Overview

  • Teach LLMs to use external tools.
    • When to call them, which to call, What to call with, how to interpret/integrate the results.
  • Avoid human annotation of tool use by creating self-labelled dataset. Use LM itself to annotate original dataset.
  • Few-shot self-supervised learning for each marginal tool.
     Prompt: Your task is to add calls to a Question Answering API to a piece of text. The questions should help you get information required to complete the text. You can call the API by writing "[QA(question)]" where "question" is the question you want to ask.
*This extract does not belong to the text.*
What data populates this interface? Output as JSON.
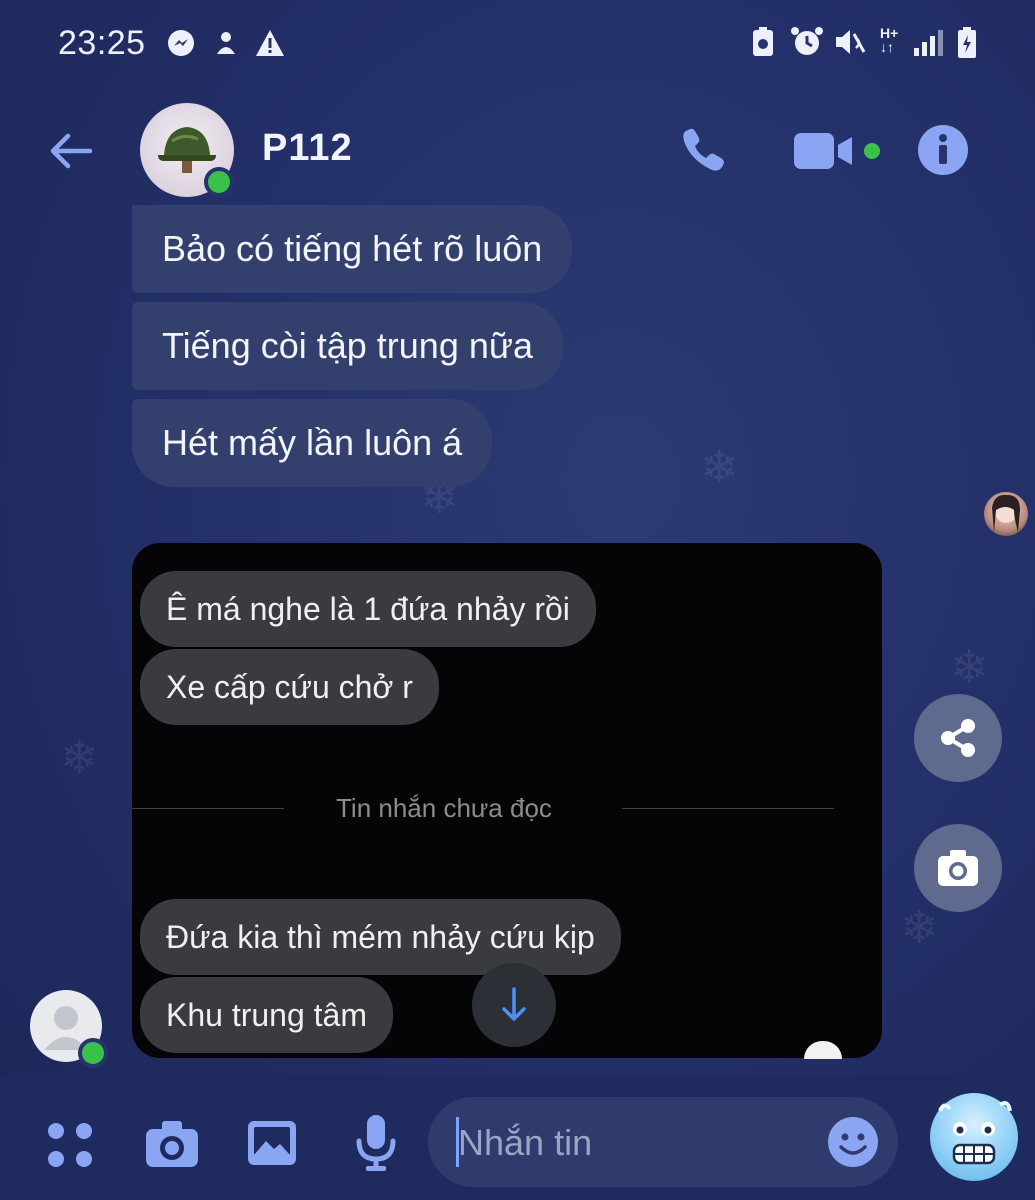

Here are some examples of API calls:
         Input: Coca-Cola, or Coke, is a carbonated soft drink manufactured by the Coca-Cola Company.
         Output: Coca-Cola, or [QA("What other name is Coca-Cola known by?")] Coke, is a carbonated soft drink manufactured by [QA("who manufactures Coca-Cola")] the Coca-Cola Company
    
  • Tool-use dataset can be built from the original LLM model dataset. Avoids hurting the models performance on underlying task.
    • “Implementation idea: One could use a better/larger model to create the self-supervised dataset. For example a large foundation model (e.g. GPT4) to create the dataset, then train a toolformer on this dataset, but with an open-source model.”

Implementation

  • Create dataset C* from C
    1. In-context learning of our original LLM M, to smaple large number of possible API calls
    2. Call APIs with given input
    3. See which result from API provides best predictive value to LLM.
  • We can then finetune our LLM M, on the new dataset C, creating M
  • At inference, when M* produces a ‘->’ token, we then call given API with provided input and insert in sequence.